Sun, Oct 17, 2004 - Page 11 News List

Business Briefs

AGENCIES

■ Free tradeSeoul, EFTA to hold talks

South Korea and a bloc of four European countries have reached a tentative agreement to launch talks early next year on a bilateral free trade agreement, the foreign ministry here said yesterday. South Korea plans to hold the talks with the European Free Trade Association (EFTA), a free trade bloc made up of Iceland, Liechtenstein, Norway and Switzerland. The association was launched in 1960. South Korean officials said a free trade agreement with the group would increase South Korean exports to that region by 26 percent annually and imports by 27 percent. South Korea signed its first free trade agreement with Chile last year. It is seeking to conclude similar agreement with Singapore and Japan.

■ Beverages

Soft drink labels revised

No more having to do the math to figure out exactly how many calories and carbs are in that 590ml bottle of soda.

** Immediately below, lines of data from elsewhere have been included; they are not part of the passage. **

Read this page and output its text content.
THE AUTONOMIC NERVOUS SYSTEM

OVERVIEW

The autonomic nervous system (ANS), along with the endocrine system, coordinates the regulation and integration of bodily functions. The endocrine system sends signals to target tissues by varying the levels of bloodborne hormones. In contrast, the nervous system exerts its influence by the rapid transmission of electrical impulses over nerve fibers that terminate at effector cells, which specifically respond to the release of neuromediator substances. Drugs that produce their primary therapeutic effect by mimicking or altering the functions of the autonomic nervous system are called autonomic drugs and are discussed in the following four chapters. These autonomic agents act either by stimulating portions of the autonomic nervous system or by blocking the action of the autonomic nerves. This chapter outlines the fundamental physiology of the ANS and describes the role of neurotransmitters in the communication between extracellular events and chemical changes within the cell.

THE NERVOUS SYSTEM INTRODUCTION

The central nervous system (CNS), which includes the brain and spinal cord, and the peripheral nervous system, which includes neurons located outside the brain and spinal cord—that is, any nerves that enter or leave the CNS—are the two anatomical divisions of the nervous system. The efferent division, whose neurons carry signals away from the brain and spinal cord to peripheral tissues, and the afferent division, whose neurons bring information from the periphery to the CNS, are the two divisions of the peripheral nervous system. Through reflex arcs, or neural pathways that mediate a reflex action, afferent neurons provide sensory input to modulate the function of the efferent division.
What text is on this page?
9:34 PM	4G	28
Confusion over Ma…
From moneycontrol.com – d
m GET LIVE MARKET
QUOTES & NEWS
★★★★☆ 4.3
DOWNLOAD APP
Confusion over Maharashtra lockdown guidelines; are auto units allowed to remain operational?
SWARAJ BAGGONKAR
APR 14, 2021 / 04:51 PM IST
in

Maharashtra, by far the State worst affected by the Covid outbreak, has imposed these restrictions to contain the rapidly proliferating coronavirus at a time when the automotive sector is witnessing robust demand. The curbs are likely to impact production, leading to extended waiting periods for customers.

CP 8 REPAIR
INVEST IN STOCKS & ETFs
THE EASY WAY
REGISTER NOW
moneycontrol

New nutritional information on labels of Coca-Cola, Pepsi and other popular soft drinks will soon break it down for you. Coca-Cola Co's North America division and PepsiCo Inc's Pepsi-Cola division made separate announcements on Friday that, starting next year, they will roll out new labels on bottles that will show nutritional information for the entire container as well as the traditional 236ml serving. The new labels will appear on all of the two soft drink giants' products. The move meets a recommendation from the US Food and Drug Administration for food and beverage companies to revise labeling for packages that can be consumed at one time, such as a 590ml bottle of Coca-Cola or Pepsi. Nutritional labels include information on calories, fat, sodium, carbohydrates, sugars and protein. Currently, in accordance with FDA regulations, Coca-Cola and Pepsi's labels carry nutrition information for a 236ml serving and indicate the total number of servings per package.

■ Electronics

Samsung earnings fall

The electronics maker Samsung Electronics said its profit rose 46 percent from the comparable period a year earlier on a 27 percent increase in sales, but its shares came under pressure because of falling prices for electronics components. Samsung said it earned 2.69 trillion won (US$2.37 billion) on sales of 14.34 trillion won in the period, but both figures were down from its results in the second quarter. Its share price fell 1.6 percent.

■ Telecoms

Sprint planning layoffs

The Sprint Corp said on Friday that it planned to lay off 700 sales representatives and write down the value of its long-distance network to reflect more accurately the erosion in the market for traditional phone services. The job cuts will affect workers who sell phone and data services to companies and come on top of the elimination of 7,500 positions this year. The company said that its focus on selling bundles of services rather than individual products had reduced the need for sales workers. The jobs will be entirely eliminated by July next year and will leave Sprint's business solutions division with 8,300 workers, or 7.7 percent fewer than now. Sprint employs a total of 60,000 workers. Sprint also said it would reduce the value of its long-distance network, a step that its larger rival, AT&T, took earlier this month. Sprint will announce the size of that reduction when it releases third-quarter earnings figures on Tuesday. AT&T said it would write off US$11.4 billion in assets.